In November, I continued my journey down the Californian coast.
First, I stopped in Monterey to seek videography advice from the underwater imaging experts at Backscatter Photo and Video. Luckily, they even took me (and my camera set-up) on my first ever dive in a giant kelp forest at the Monterey Wharf, where dozens of sea lions playfully joined us on our dive!

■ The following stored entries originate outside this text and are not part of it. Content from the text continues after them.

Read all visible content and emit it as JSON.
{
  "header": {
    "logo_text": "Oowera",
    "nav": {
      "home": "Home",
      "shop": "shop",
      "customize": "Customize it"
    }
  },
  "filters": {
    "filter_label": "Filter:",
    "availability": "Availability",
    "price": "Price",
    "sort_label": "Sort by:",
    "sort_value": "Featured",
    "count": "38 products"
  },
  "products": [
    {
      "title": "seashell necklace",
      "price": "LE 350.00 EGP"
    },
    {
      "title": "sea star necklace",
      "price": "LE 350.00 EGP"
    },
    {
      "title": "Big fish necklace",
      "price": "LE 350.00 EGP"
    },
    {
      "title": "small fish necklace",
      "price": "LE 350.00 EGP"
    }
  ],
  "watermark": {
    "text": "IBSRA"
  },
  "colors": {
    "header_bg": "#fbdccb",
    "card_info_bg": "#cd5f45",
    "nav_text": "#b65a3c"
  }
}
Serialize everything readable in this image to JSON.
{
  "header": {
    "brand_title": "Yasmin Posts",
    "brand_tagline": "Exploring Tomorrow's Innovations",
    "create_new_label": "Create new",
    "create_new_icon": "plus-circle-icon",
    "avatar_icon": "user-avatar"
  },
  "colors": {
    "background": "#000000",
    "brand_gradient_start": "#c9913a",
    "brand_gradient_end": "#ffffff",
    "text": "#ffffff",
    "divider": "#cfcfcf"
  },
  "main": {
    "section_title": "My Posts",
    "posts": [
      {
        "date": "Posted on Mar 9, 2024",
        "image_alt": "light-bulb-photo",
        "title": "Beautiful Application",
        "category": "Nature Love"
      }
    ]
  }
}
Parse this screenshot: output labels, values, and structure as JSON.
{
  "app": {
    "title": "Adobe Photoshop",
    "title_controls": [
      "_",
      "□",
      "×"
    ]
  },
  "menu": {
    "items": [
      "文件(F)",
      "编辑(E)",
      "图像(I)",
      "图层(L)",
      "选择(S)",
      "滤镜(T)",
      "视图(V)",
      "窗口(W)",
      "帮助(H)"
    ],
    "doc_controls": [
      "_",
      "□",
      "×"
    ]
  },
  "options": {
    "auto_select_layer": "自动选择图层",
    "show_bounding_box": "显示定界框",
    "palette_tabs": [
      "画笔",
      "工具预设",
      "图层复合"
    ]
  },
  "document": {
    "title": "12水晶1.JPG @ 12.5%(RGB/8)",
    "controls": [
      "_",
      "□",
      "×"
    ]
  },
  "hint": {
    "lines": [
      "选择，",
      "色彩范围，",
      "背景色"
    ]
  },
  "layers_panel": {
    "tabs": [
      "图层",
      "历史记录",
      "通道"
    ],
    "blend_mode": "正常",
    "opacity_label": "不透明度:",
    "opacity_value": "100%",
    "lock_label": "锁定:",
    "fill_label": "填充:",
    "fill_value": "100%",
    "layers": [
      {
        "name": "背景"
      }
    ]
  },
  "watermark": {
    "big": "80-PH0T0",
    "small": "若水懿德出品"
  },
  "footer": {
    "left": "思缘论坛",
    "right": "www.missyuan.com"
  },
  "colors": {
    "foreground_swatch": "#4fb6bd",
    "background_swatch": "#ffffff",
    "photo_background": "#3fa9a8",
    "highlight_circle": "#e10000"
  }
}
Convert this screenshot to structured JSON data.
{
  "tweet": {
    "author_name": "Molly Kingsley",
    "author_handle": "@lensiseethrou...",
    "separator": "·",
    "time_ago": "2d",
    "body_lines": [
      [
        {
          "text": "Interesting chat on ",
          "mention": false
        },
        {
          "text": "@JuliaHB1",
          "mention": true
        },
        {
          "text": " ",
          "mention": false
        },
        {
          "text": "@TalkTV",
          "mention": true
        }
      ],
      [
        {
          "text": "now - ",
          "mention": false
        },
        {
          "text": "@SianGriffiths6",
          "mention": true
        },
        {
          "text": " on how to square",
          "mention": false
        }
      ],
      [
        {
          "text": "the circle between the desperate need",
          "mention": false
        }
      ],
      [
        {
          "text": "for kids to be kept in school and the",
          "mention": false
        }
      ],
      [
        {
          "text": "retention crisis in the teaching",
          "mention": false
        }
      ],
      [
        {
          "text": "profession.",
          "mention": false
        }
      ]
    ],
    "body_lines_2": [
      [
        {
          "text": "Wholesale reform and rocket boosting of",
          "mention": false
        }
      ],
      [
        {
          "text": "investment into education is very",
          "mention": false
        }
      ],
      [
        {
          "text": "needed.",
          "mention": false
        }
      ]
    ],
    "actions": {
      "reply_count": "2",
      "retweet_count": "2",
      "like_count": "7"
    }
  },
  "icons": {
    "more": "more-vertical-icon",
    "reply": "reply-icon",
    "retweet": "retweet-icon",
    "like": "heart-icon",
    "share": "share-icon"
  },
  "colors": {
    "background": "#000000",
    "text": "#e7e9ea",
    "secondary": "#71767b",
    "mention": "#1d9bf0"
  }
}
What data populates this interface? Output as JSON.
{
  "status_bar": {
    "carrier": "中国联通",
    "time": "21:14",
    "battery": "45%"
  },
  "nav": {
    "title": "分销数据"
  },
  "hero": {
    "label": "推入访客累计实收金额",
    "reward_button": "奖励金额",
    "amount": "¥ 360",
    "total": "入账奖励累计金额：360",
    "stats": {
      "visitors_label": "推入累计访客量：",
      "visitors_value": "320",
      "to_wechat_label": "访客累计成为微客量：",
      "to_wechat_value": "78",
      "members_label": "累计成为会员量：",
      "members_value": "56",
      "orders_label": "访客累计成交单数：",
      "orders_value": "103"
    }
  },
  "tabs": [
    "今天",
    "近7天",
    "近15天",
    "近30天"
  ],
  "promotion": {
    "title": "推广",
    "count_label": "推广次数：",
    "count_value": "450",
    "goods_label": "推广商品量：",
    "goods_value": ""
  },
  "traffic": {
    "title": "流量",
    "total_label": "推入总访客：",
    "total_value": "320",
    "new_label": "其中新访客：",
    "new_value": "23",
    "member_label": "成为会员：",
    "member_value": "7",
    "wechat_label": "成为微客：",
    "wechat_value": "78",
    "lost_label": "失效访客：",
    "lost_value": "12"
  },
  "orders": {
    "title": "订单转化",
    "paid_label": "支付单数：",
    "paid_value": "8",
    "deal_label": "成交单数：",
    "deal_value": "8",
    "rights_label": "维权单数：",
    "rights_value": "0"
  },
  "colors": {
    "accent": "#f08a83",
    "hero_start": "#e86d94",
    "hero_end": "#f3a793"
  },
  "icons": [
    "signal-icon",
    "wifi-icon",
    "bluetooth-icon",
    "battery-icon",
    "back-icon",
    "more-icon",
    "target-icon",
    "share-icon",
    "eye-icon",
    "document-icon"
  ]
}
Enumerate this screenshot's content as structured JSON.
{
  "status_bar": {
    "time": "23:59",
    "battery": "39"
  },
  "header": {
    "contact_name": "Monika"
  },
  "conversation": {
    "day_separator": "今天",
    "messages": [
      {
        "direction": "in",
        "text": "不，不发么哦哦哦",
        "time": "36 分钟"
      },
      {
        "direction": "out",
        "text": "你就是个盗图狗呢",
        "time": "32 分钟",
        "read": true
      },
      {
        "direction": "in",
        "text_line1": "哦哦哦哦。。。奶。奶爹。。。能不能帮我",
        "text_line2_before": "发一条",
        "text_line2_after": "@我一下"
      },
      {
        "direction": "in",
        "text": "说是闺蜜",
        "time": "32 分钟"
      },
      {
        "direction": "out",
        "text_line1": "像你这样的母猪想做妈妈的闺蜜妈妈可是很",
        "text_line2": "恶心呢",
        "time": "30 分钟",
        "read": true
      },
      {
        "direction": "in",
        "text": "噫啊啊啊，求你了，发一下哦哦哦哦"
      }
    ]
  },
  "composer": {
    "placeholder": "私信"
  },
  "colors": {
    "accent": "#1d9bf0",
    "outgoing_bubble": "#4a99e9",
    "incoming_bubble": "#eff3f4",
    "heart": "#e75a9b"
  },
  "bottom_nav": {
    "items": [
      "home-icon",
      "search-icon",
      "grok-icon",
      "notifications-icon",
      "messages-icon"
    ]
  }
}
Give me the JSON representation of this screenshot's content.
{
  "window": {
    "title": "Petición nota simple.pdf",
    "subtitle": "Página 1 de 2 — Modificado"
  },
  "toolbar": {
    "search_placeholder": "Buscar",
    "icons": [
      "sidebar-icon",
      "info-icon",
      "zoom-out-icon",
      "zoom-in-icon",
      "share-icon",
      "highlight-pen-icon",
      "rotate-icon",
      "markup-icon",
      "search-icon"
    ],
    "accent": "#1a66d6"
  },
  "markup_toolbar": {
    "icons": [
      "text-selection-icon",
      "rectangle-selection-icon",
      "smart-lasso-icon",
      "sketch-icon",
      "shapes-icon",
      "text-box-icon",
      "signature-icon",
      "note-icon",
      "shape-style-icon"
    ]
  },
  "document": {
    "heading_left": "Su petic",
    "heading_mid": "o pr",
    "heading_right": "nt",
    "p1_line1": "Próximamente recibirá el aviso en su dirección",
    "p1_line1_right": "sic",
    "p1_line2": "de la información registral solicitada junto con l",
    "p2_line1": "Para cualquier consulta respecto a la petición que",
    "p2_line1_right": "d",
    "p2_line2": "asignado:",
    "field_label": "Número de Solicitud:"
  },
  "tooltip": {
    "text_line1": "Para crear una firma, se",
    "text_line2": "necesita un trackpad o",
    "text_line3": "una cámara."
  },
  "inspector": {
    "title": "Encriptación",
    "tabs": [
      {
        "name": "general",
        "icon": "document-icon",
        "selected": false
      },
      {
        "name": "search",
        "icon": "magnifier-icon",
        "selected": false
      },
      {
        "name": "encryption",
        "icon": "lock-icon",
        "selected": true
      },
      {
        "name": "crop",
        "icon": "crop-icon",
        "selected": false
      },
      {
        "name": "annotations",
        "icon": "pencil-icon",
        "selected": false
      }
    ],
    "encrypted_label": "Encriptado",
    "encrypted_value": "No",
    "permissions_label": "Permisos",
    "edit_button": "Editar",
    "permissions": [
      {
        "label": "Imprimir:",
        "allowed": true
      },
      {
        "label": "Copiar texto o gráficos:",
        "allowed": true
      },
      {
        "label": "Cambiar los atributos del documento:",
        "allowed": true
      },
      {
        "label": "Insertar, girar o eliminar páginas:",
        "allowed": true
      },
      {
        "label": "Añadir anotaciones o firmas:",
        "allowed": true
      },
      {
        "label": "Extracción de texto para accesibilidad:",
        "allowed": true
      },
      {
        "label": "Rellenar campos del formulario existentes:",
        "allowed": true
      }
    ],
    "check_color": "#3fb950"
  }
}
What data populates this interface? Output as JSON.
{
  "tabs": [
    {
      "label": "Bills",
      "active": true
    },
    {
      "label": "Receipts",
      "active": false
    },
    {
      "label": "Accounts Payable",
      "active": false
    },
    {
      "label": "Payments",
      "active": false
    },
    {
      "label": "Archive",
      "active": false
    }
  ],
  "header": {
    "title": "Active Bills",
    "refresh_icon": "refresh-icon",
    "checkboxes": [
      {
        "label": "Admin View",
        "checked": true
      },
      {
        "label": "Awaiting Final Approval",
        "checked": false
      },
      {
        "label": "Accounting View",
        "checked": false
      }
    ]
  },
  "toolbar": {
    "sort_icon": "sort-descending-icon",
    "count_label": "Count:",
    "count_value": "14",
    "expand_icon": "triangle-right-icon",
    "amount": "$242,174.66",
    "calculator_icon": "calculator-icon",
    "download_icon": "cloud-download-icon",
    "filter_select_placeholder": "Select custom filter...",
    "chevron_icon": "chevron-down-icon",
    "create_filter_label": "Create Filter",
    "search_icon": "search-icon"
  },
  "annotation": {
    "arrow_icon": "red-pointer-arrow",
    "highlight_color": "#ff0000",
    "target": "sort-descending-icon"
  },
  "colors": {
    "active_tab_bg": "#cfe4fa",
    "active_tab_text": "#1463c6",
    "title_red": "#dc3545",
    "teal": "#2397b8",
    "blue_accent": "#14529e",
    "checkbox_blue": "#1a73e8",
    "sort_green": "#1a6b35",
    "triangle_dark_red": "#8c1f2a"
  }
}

The following day, I visited the Monterey Bay Aquarium and joined their volunteer dive team on a dive in their giant kelp forest exhibit. It was amazing to follow their educational program from inside the exhibit as a tethered diver in a dive helmet. I could even answer questions from the Aquarium's patrons, who watched from the outside of the window in realtime! The day after, I was able to follow the Aquarium´s veterinarian, Dr. Michael Murray, on a round of health exams of the leopard sharks that I had dove with just the day before. The examination involved putting the sharks under anesthesia, followed by the endoscopy of their gills to check for parasites, an ultrasound of their thyroid glands to check for signs of a lack of iodine in their diets, and a blood draw to check for several other health parameters. As expected, all sharks were in perfect health and condition. I also learned about the aquarium´s unique and world-leading sea otter rescue, rehabilitation, and conservation program, which involves the pairing of rescued otter pups with one of the exhibits female otters. This way, the otters have minimal exposure to humans to prevent the pups from getting too habituated to humans while at the same time learning all-important natural behaviors from their surrogate mums.
Photo by Peter Lightowler
Next, I further followed my interest in underwater videography by flying to San Diego to participate in a workshop at the Gates Underwater Housings headquarters. In this workshop, I learned how to set-up, test and operate different Gates housings for RED cinematography cameras. Not having known much about RED Cameras, raw video formats or the specifics of settings in videography compared to photography, I was a little nervous. Luckily I was quickly taken under the wings of the other workshop participants who all already had experience in underwater filming. I experienced a steep learning curve and had a whole lot of fun handling the huge housings! The STO course was followed by a workshop in editing and color grading underwater video footage with Davinci Resolve, which was taught by Peter Lightowler from Downunder Aquatic Imaging.
Photo by Peter Lightowler
The next stop on the itinerary was my first ever DEMA show in Orlando. It was a great opportunity to meet sponsors and OWUSS supporters in person, as well as a way to reconnect with people again whom I have crossed paths with in the past scholarship months. At the OWUSS DEMA breakfast hosts, supporters, sponsors, and many members of the Board of Directors of the OWUSS all gathered together to watch Neha, Joanna and I all share our experiences of the first half of our scholarship years in the videos that we had been working on for many weeks in preparation for DEMA.
After DEMA, I realized a big goal of mine: I took the next step on the ladder of diving certifications and became a PADI Open Water Scuba Diving Instructor in an Instructor Development Course taught by Luke Inman from Cortez Expeditions in La Paz, Mexico. The course involved ten full days of learning about PADI´s teaching philosophy and brushing up on underwater skill demonstrations and knowledge development presentational skills, and it was particularly fun acting as a struggling open water student again to give every instructor candidate the chance to practice their problem-solving skills. The course was then followed by 2 intense examination days and in the end, we all got to call ourselves freshly-certified Padi Dive Instructors!
Following the course, I then couldn´t wait to jump into the Sea of Cortez at Isla Los Islotes to experience the adorable sea lions there. Such interactive and photogenic animals!
As the last experience in Mexico, I got the chance to accompany the shark and ray research NGO Pelagios Kakunja on their bull shark surveys in the Cabo Pulmo marine protected area. The researchers come here every weekend to monitor the abundance and population structure of the shark species through in-water and aerial surveys. Cabo Pulmo is indeed a great example of a thriving marine ecosystem!